Basis for this ex officio investigation is Article 57(1)(a), which gives the supervisory authorities the task to monitor and enforce compliance with the GDPR and Article 58(1)(a), which empowers supervisory authorities to order the controller and the processor, and, where applicable, the controller's or the processor's representative, to provide any information the supervisory authority requires for the performance of its tasks.
Carrying out ex officio investigations is a long-standing tradition in the AP. Each year, the AP sets a list of enforcement priorities, typically by sector or topic, that may or may not be followed by an ex officio investigation in randomly selected organizations in the designated focus sectors. For an investigation to occur, there does not need to be a complaint filed nor any other indication of wrongdoing.
It is worth noting that the AP uses "system supervision" as its primary enforcement strategy. Part of this strategy is to focus on compliance with GDPR requirements that act as safeguards in organizations to become and stay compliant with the GDPR, especially regarding the vague requirements in Chapter 2. Most of those safeguards are mentioned in Chapter 4, like the appointment of a data protection officer, the existence of a data register, the execution of data protection impact assessments, codes of conduct, and certification schemes.
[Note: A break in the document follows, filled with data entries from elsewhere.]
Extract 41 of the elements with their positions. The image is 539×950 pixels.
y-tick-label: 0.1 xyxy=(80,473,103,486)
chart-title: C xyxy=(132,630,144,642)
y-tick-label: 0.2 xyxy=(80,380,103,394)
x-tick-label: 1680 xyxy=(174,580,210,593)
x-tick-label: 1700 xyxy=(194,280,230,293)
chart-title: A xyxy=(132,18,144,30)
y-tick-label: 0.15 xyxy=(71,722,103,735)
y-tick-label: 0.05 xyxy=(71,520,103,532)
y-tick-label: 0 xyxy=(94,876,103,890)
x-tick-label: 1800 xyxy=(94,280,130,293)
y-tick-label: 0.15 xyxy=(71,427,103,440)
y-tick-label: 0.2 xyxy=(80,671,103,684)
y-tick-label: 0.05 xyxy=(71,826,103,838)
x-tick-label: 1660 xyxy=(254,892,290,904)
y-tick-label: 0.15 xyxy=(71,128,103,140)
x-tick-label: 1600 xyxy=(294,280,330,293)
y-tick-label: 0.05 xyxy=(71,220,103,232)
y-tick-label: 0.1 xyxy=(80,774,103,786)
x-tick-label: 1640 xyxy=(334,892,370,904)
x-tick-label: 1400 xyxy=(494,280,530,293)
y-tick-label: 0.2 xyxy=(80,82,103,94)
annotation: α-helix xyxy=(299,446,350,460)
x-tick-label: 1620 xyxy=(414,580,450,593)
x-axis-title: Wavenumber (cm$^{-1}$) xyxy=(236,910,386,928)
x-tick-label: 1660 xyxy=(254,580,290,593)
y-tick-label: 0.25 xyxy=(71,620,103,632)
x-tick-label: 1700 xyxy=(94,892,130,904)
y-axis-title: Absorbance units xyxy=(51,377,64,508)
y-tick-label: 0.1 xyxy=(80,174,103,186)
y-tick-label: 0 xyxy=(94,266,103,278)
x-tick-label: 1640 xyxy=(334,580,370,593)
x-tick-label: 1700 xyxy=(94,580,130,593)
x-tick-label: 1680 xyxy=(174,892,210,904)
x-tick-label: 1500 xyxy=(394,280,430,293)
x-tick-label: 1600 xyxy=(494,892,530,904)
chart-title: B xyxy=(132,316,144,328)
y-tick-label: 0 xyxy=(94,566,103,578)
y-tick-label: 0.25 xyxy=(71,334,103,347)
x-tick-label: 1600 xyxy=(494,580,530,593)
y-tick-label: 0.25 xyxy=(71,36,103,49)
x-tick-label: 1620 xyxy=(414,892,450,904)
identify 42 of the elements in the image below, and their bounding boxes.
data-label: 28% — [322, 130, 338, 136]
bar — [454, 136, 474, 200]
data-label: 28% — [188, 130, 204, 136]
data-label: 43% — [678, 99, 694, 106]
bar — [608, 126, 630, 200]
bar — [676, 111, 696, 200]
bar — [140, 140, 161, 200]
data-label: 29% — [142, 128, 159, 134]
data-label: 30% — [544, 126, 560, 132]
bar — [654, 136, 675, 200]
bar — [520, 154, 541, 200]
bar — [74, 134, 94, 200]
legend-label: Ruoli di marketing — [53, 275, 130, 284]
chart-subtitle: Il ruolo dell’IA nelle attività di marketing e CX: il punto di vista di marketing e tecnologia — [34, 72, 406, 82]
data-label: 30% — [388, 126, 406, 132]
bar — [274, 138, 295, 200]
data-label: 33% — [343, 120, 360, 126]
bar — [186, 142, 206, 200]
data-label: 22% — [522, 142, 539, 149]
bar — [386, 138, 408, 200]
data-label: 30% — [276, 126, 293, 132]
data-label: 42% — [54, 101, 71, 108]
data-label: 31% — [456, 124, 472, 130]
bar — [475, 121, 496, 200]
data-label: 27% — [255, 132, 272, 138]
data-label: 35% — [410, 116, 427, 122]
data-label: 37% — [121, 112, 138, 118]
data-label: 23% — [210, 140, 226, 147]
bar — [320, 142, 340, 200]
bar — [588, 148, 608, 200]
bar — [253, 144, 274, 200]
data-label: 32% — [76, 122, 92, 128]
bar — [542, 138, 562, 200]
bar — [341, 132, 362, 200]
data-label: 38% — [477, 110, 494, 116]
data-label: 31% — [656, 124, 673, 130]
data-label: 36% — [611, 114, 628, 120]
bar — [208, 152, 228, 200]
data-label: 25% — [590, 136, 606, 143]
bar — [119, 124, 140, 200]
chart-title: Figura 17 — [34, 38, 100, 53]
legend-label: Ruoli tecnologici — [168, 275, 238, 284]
This way, the AP seeks to create ripple effects in the sectors in which it exercises its enforcement powers.
The private sector investigation into compliance with Article 30 of the GDPR comes not even two months after another ex officio investigation into public sector compliance with the requirement to appoint a data protection officer in each public authority or body. The AP compared the list of DPO’s notified to the AP with the official list of public sector organizations. The result: Of the more than 400 public sector organizations in the Netherlands, 4 percent had not yet appointed a DPO by June 1.
What is interesting in this case is the fact that multiple official lists circulate in the Netherlands as to which organizations qualify as public-sector organizations. Apparently, the list of public sector organizations compiled under the PSI Directive (2003/98/EC on the reuse of public sector information) seems to be wider than the list used by the AP. The difference seems to be whether a public-sector organization exercises public authority. If so, Article 37(1)(a) requires such organization to appoint a DPO. By using the more limited list, the AP has indirectly sent a message that the public-sector organizations on the PSI list that do not wield public authority do not need a DPO. This seems to be consistent with the idea behind Article 37(1)(a): Exercising public authority creates risks for the rights and freedoms of data subject with regard to the processing of their personal data, so the appointment of a DPO is required.
In the private sector, where there is no DPO requirement for most organizations, the main driver for GDPR compliance is the data registry (Article 30): knowing what data the organization has and why. In many organizations, it is the first activity to become compliant with the GDPR. Therefore, the AP’s choice to start its enforcement focusing on compliance with Article 30 seems logical.
It is expected that the results of the investigation will be published, probably without mentioning any names of organizations violating the Article 30 requirement, but with percentages or numbers and details of the violations in specific sectors. This should have a ripple effect on other organizations in those sectors, which is also part of the "system supervision" idea.
The Dutch GDPR Execution Act, which governs the power of the AP, allows a fine to be issued in case of noncompliance, but it also allows the AP to issue a so-called "enforcement notice under penalty" in case of an established situation of noncompliance. In the latter case, organizations may be ordered to comply and demonstrate compliance within a set time frame (for instance, within 30 days) with a fixed penalty for each day or week that they fail to comply with such order. As there are no precedents, one can only speculate about which sanction the AP will apply in case any of the investigated organizations are found in breach of Article 30. Under the law, both can be applied at the same time, as a fine is punitive (i.e., punishing past or current behavior), and an enforcement order under penalty is corrective (i.e., forcing change of behavior), although this is rare.
It should also be mentioned that an enforcement order under penalty is not only the more logical sanction for most Chapter 4 violations, as a violation is not likely to result in harm for the data subjects, but that it is also procedurally easier. On the other hand, where harm is expected or where noncompliance with Chapter 4 requirements is deemed unfair under Article 5, the maximum fine may duplicate (as a violation of Article 5 is in the highest category of fines, where Chapter 4 violations are in the lower category). Since we do not know which organizations are under investigation, and we don’t know the state of compliance in such organizations, we have no way of predicting the outcome of this investigation.
What is surprising (or maybe not) is that the AP has started this investigation right at the beginning of the school summer holidays in the Netherlands. Many of the people who know how to deal with the investigation and who are familiar with the Article 30 data registry in their organizations will likely be on holiday. This means that the AP, intentionally or not, indirectly also tests the maturity and effectiveness of each organizations’ GDPR compliance programs as required under Article 24 of the GDPR. Thus, the AP is sending a message that GDPR compliance isn’t just about being compliant on paper (aka "window dressing") but requires real and effective compliance policies and procedures in organizations.